Flowers for the Sea is a dark, dazzling debut novella that reads like Rosemary's Baby by way of Octavia E. Butler.
We are a people who do not forget.
Survivors from a flooded kingdom struggle alone on an ark. Resources are scant, and ravenous beasts circle. Their fangs are sharp.
Among the refugees is Iraxi: ostracized, despised, and a commoner who refused a prince, she’s pregnant with a child that might be more than human. Her fate may be darker and more powerful than she can imagine.
Zin E. Rocklyn’s extraordinary debut is a lush, gothic fantasy about the prices we pay and the vengeance we seek.
Zin E. Rocklyn is a contributor to Bram Stoker-nominated and This is Horror Award-winning Nox Pareidolia, Kaiju Rising II: Reign of Monsters, Brigands: A Blackguards Anthology, and Forever Vacancy anthologies and Weird Luck Tales No. 7 zine. Their story "Summer Skin" in the Bram Stoker-nominated anthology Sycorax's Daughters received an honorable mention for Ellen Datlow's Best Horror of the Year, Volume Ten. Zin contributed the nonfiction essay “My Genre Makes a Monster of Me” to Uncanny Magazine’s Hugo Award-winning Disabled People Destroy Science Fiction. Their short story "The Night Sun" and flash fiction "teatime" were published on Tor.com. Flowers for the Sea is their debut novella. Zin is a 2017 VONA and 2018 Viable Paradise graduate as well as a 2022 Clarion West candidate.
I have always admired authors who can fit entire stories in less than 100 words. This may be a huge flaw on my part (I have this phobia about finishing things, so my novels usually like to top the 100k scale) but I do enjoy and sitting in awe as writers continue to amaze me with their novellas.
This isn't my first novella from a Tor author and will not be my last.

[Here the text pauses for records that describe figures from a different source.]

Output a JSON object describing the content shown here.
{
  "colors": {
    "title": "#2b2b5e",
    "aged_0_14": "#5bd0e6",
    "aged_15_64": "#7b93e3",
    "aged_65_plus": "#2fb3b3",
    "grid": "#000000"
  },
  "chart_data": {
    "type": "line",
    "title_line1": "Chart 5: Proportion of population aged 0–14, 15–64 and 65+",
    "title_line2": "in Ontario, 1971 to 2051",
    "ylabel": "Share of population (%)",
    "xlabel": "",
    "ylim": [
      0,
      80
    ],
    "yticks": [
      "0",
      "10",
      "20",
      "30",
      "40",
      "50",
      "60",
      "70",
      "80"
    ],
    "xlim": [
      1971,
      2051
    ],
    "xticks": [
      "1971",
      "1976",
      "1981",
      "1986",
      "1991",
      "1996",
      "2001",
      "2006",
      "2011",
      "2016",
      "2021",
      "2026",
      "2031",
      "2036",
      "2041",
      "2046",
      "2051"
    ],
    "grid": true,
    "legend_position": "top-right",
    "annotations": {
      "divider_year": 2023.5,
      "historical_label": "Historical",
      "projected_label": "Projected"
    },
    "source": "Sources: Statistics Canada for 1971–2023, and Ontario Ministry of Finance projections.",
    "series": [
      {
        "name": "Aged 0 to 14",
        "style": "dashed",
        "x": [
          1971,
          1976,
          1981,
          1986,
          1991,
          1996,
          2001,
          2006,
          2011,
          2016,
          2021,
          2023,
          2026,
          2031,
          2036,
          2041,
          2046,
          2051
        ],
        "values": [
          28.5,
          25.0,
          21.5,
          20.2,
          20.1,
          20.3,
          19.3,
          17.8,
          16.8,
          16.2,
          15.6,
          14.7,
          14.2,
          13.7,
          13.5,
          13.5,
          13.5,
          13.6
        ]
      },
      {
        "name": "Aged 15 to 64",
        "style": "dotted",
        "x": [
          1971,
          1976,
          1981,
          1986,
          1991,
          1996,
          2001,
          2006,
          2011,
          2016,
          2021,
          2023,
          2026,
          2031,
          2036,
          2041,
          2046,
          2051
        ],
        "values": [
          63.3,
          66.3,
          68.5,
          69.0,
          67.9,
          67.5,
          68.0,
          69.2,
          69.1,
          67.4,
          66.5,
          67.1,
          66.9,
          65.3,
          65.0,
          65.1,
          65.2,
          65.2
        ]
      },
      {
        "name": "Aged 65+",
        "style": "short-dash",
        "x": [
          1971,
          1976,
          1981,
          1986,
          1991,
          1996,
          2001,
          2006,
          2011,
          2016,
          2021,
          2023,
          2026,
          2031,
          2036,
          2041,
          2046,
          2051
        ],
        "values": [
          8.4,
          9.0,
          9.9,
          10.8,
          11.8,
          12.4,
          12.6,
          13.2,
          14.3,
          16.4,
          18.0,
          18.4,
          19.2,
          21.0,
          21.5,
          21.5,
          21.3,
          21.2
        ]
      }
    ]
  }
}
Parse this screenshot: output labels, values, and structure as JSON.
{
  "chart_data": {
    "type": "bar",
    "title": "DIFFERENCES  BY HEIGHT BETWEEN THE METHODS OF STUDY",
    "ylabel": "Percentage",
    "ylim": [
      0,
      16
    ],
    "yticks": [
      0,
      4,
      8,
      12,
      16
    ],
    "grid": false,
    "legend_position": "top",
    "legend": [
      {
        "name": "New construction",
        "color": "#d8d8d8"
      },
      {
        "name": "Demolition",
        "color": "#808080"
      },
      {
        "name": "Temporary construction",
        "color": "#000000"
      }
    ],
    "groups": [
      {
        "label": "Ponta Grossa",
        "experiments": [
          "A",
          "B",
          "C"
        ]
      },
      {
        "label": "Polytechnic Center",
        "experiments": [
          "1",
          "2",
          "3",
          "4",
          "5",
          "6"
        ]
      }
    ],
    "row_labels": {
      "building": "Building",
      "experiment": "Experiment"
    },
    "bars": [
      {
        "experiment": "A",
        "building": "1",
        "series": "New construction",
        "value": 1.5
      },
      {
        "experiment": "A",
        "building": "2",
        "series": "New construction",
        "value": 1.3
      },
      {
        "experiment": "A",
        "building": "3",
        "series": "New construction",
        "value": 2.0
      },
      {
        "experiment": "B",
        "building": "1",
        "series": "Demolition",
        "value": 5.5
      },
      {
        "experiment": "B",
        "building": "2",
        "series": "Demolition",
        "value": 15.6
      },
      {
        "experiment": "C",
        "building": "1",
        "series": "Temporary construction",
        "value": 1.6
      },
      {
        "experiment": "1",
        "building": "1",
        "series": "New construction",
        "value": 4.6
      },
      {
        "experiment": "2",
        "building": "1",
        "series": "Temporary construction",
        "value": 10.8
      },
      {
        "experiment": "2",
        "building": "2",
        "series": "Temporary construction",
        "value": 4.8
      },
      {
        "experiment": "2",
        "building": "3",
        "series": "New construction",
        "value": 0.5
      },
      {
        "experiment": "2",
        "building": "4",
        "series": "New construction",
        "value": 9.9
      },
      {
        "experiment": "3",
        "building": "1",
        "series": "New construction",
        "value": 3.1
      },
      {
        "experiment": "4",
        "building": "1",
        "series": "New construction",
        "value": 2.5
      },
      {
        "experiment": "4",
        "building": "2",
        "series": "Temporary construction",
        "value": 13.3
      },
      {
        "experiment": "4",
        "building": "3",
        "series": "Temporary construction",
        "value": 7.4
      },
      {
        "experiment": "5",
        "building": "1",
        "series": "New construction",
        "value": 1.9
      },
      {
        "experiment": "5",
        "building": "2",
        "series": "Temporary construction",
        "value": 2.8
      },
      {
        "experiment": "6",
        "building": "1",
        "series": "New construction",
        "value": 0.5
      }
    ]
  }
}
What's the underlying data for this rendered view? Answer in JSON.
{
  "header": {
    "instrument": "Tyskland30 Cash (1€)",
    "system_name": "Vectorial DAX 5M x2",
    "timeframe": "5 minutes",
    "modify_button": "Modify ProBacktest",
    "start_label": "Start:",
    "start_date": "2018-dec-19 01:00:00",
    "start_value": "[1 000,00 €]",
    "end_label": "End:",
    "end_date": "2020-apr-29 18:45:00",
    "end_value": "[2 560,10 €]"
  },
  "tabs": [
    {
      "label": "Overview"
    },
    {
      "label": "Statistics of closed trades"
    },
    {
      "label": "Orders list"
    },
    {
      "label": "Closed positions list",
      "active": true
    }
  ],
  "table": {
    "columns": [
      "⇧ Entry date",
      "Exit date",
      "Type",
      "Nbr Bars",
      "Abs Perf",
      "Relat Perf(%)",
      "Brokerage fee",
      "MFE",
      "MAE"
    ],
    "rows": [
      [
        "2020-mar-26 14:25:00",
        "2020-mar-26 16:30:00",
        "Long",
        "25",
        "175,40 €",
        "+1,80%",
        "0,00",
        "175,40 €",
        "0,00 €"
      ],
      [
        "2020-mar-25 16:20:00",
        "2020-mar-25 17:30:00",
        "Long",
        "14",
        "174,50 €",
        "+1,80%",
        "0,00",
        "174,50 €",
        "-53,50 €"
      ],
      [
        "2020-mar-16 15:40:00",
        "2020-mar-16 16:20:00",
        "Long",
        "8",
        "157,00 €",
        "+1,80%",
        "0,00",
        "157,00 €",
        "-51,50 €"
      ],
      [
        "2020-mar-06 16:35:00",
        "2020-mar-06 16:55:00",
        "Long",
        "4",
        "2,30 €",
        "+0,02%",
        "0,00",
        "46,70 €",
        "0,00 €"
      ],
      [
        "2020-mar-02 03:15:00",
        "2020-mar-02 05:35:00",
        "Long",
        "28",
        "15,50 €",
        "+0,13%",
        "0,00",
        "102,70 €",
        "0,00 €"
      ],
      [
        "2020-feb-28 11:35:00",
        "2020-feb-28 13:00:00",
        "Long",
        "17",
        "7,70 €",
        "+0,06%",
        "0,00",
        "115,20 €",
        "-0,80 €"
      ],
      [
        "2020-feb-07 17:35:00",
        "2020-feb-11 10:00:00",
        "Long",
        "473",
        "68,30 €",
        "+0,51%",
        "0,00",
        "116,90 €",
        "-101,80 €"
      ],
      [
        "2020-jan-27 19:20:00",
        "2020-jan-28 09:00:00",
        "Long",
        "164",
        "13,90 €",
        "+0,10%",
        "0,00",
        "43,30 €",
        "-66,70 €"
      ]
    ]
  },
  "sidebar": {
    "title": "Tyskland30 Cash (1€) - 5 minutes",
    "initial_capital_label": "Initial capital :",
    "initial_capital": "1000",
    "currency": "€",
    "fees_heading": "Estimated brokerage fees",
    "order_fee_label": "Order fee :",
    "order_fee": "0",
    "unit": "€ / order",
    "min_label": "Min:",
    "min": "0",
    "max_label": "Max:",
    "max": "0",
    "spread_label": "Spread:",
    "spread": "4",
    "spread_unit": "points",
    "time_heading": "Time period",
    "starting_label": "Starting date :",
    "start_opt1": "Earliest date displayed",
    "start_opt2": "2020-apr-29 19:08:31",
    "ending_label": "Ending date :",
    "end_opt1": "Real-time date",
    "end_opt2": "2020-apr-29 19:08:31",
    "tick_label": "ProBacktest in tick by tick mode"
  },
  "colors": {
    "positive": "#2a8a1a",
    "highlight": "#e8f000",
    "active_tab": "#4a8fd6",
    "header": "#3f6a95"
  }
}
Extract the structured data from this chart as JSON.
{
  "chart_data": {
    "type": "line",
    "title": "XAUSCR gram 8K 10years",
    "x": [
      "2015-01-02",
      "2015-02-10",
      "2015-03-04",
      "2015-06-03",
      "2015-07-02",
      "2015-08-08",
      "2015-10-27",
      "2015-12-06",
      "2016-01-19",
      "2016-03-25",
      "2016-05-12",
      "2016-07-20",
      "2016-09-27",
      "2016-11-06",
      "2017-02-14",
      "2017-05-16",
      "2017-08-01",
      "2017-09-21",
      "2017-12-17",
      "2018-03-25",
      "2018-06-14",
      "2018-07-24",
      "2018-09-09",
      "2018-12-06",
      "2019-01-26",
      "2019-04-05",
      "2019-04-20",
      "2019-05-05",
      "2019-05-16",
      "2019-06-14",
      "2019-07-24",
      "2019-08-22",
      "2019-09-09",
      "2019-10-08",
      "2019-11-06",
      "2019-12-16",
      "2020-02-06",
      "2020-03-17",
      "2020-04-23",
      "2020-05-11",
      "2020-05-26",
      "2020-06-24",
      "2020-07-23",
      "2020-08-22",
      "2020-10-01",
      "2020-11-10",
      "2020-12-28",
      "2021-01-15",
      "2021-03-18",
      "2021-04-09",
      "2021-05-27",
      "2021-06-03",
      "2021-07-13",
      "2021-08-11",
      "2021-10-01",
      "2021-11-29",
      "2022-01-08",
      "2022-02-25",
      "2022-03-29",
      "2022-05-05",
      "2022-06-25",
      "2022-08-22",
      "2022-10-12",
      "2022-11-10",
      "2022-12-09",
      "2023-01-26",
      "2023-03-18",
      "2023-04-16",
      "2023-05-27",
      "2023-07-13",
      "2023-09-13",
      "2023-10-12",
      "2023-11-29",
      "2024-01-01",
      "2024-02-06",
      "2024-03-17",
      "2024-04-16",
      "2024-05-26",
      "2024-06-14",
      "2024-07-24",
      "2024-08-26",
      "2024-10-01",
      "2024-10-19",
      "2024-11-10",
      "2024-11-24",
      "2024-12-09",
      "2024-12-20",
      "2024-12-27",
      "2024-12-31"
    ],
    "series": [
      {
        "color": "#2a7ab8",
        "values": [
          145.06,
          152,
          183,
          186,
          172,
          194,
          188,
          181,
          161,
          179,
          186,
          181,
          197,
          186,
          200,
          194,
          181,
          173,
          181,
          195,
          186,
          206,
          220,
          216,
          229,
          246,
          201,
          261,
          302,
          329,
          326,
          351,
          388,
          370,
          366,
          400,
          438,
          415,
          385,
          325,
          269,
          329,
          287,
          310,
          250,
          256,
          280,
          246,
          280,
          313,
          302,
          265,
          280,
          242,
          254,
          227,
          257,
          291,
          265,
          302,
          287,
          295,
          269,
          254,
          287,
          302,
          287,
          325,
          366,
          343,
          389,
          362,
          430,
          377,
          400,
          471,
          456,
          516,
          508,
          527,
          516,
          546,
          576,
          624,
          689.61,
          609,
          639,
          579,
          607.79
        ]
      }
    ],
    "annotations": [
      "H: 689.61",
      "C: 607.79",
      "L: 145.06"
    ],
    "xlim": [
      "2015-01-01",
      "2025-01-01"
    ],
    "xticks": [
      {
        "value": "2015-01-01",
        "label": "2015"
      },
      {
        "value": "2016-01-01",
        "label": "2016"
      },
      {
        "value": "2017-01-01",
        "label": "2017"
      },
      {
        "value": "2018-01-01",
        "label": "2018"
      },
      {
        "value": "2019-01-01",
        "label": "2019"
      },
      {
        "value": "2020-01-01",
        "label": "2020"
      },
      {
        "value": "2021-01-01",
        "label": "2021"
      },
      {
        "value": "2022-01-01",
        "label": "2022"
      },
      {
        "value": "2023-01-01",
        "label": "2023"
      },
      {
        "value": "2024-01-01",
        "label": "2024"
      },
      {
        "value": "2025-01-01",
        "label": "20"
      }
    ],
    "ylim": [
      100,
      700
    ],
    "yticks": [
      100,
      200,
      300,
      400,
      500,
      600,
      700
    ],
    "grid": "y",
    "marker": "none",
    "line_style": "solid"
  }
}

Thank you to Tordotcom for the review copy and for being so amazing at replying to my review requests.
In short, this story had me so enthralled that I could smell the ark that pregnant Iraxi has been confined to after fleeing her kingdom. She is the only one of her kind to carry a baby to full term in a very long time, so she is treated with both reverence and possessiveness. The atmosphere on this ship is not pretty, to say it in simple terms. The author has such a visceral writing skill that you can almost smell her words. The almost eldritch horrors surrounding the ark set me on edge, but Iraxi's labor had me cringing and gripping this tiny book with nervous hands. I've had a baby (with drugs of course because I'm not crazy brave) but this was a whole other thing.
Listen, readers, in 100 pages you will use all of your senses in one of the best novellas I have ever had the honor of reading. The images within this book will stay with you for a long time. It is beautiful, dark, and gloriously vicious and I loved every second.